A year ago I posted a blog about replacing a failed array controller, only it turned out the array controller didn’t really fail. The array controller needed firmware.
This year I actually have an array controller fail so I can share a few extra tips.
The Hardware, 5 of the following:
DL380 Gen9
3 disk groups of:
1x800gb SSD, 7×1.2TB HDD
1 Disk Group connected to the P440ar
1 Disk Group connected to a P440
1 Disk Group connected to another P440
All of the array controllers are in HBA mode, meaning the disks are passed directly to ESXi for VSAN’s consumption.
So I noticed that I was missing a diskgroup on one of the hosts, and traced that back to one of the controllers.
The ILO and IML both noted a bad controller. The Storage tab had a red X on the controller. I noted the PCI location and the SN.

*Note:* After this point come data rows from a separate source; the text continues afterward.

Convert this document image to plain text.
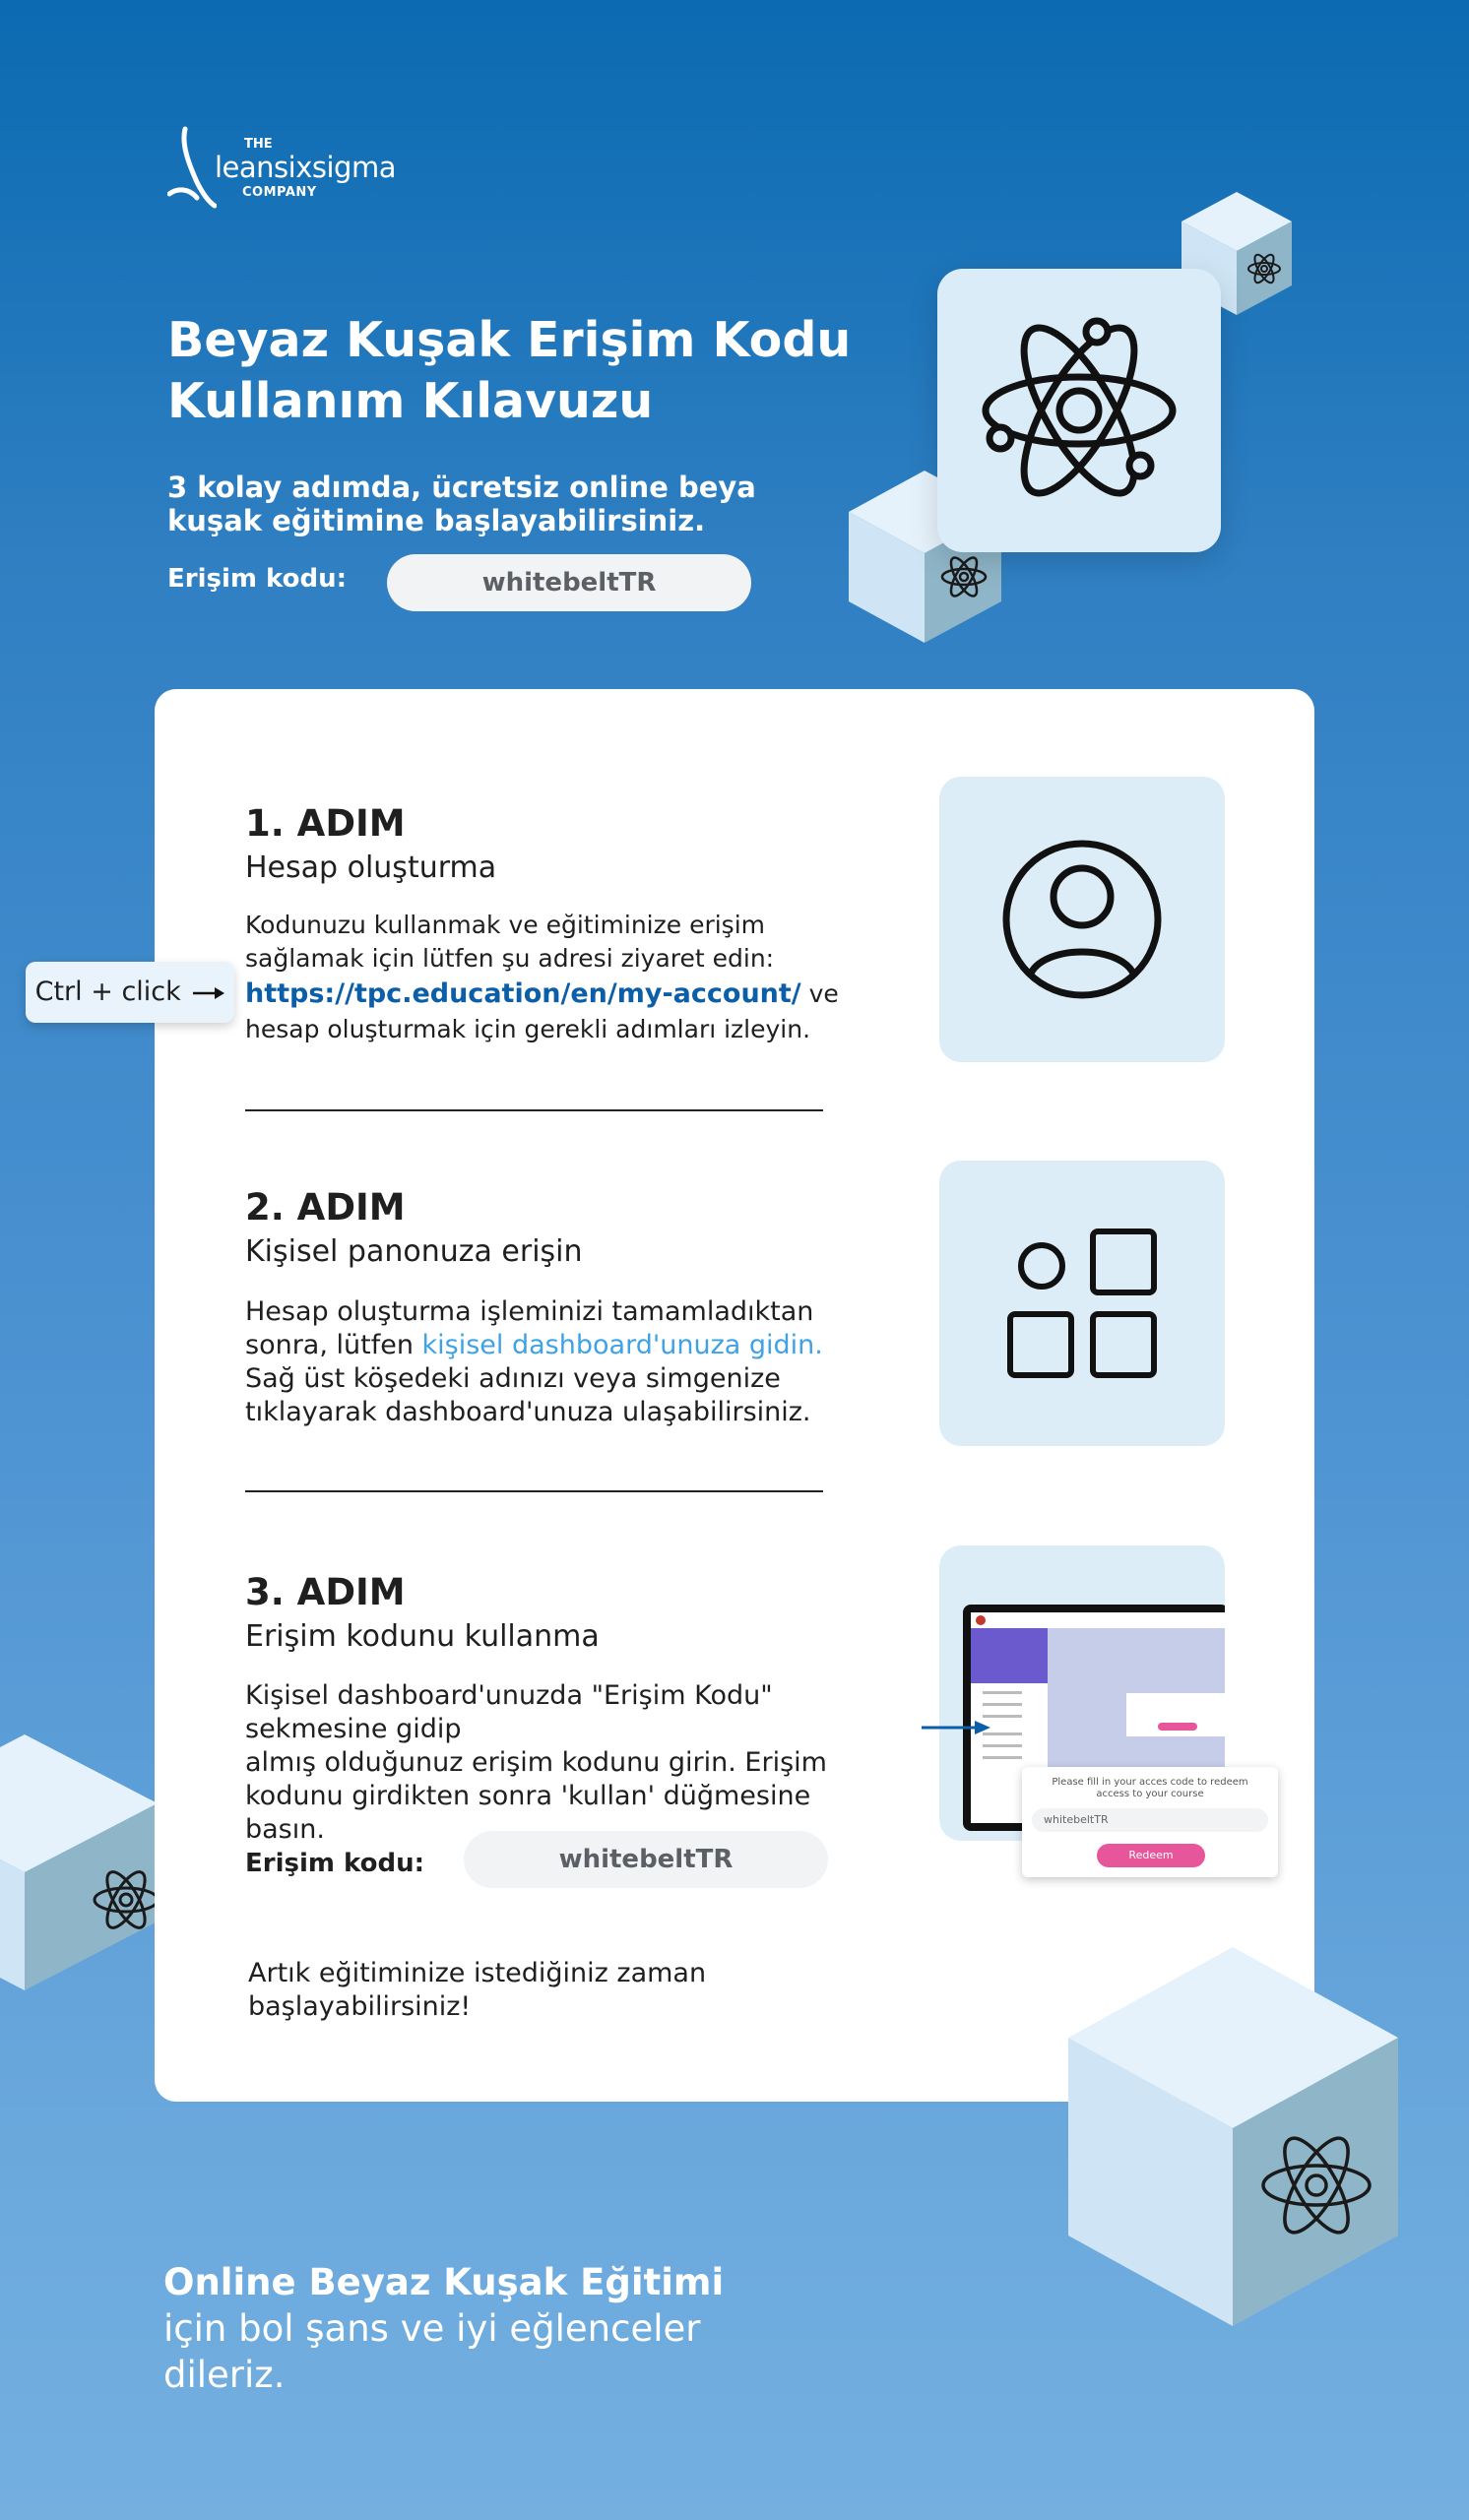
THE
leansixsigma
COMPANY
Beyaz Kuşak Erişim Kodu
Kullanım Kılavuzu
3 kolay adımda, ücretsiz online beya
kuşak eğitimine başlayabilirsiniz.
Erişim kodu:	whitebeltTR
1. ADIM
Hesap oluşturma
Kodunuzu kullanmak ve eğitiminize erişim
sağlamak için lütfen şu adresi ziyaret edin:
https://tpc.education/en/my-account/ ve
hesap oluşturmak için gerekli adımları izleyin.
Ctrl + click
2. ADIM
Kişisel panonuza erişin
Hesap oluşturma işleminizi tamamladıktan
sonra, lütfen kişisel dashboard'unuza gidin.
Sağ üst köşedeki adınızı veya simgenize
tıklayarak dashboard'unuza ulaşabilirsiniz.
3. ADIM
Erişim kodunu kullanma
Kişisel dashboard'unuzda "Erişim Kodu"
sekmesine gidip
almış olduğunuz erişim kodunu girin. Erişim
kodunu girdikten sonra 'kullan' düğmesine basın.
Erişim kodu:	whitebeltTR
Please fill in your acces code to redeem access to your course
whitebeltTR
Redeem
Artık eğitiminize istediğiniz zaman
başlayabilirsiniz!
Online Beyaz Kuşak Eğitimi
için bol şans ve iyi eğlenceler
dileriz.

Once I received the replacement part, I did the following:
- Put the host into maintenance mode
- Replace the failed card
- Powered on the host
- Set the card back into HBA mode
- Enable SSH
- SSh into box
- /opt/hp/hpssacli/bin/hpssacli ctrl all show statusSmart Array P440 in Slot 3 (HBA Mode)Controller Status: OK
Smart Array P440 in Slot 4
Controller Status: OK
Cache Status: Not Configured
Battery/Capacitor Status: OK
Smart Array P440ar in Slot 0 (Embedded) (HBA Mode)
Controller Status: OK
- /opt/hp/hpssacli/bin/hpssacli ctrl slot=4 modify hbamode=on forced
- Reboot Host
- Exit Maintenance Mode
At this point the host should find the diskgroup and disks and start resyncing.